- 75 名前:見ろ!名無しがゴミのようだ! mailto:sage [2010/02/09(火) 03:09:23 ID:ibJM2rfQ]
- 次に谷川流のエンディミオン感想
『ハイペリオン』二部作の続編。これがまた呆れるくらい面白い。序盤なんかもうほとんどスぺオペ、 逃げるエンディミオンたちと追うパクスの大天使級特使船〈ラファエル〉が邂逅するところなどは 秒きざみのスピード感が最高の緊迫感を生んでいる。

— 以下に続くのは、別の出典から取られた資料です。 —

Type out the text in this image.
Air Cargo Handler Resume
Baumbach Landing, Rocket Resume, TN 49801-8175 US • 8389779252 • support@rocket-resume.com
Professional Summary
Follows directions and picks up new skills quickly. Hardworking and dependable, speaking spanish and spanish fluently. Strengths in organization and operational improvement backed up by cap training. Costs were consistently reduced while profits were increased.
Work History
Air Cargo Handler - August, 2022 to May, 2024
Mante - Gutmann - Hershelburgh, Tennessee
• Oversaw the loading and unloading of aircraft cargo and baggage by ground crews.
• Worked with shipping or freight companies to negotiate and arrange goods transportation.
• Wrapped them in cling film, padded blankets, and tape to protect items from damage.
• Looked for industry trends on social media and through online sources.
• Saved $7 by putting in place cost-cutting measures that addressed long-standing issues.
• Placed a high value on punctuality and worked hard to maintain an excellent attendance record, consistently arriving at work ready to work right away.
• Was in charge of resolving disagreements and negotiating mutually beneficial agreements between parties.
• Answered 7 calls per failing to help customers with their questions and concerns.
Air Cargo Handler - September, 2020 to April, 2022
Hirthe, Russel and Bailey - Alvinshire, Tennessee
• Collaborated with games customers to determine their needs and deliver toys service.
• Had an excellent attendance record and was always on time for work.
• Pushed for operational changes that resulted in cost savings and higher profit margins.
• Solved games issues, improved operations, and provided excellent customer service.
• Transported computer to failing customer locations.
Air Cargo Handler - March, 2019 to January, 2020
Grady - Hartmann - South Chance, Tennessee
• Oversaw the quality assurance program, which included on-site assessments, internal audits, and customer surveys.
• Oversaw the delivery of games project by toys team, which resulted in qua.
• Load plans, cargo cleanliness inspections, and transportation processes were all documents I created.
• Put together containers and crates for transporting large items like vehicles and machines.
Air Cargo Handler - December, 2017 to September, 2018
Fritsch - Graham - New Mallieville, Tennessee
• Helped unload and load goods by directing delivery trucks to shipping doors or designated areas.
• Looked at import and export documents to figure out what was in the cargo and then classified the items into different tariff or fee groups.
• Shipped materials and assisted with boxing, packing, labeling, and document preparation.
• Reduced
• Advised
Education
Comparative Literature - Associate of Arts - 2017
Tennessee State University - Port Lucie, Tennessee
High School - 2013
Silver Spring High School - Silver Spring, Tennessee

やはりSFは宇宙に飛び出してくれなければ。 しかもこの大天使級特使船の使用する超光速航法がとてつもないシロモノで、何せいったん量子化 するや乗員は残らず即死してしまい、実体化するたびに蘇生しなければならないというムチャクチャ さ加減にはデイヴィッド・ブリン『スタータイド・ライジング』におけるタンデューの特攻艦か 田中啓文『黄泉津鳥船』に出てくる空間跳躍法くらいしか思い当たるものがない。 そしてひとしきりスぺオペを楽しんだ後はハックルベリー・フィンみたいな筏による川下り冒険 ロマンが待っている。ギャップがすごいがその臨場感たるや。エンディミオンとアイネイアー とA・ベティックの三人が筏で河をたゆたいながら異星を旅するなんてのは少年時代に読んで いたらたちどころに影響されて旅支度を始め近場の川の上流へと向かうところだ。 最初は敵役で登場のデ・ソヤ神父大佐には途中から感情移入しまくれるし、お馴染み〈シュライク〉 は今回やたらに格好いいし、前作で積み残した謎がちょびっとだけ明らかにされたり新たな謎が ざくざく出てきたりするし、ラストの戦闘シーンには痺れるし、ストーリーテリングは超絶技巧だし、 たとえ地球が一週間後に壊滅することが明らかになったとしても何を置こうが完結編の『エンディミオンの覚醒』 だけは読まねばなりません。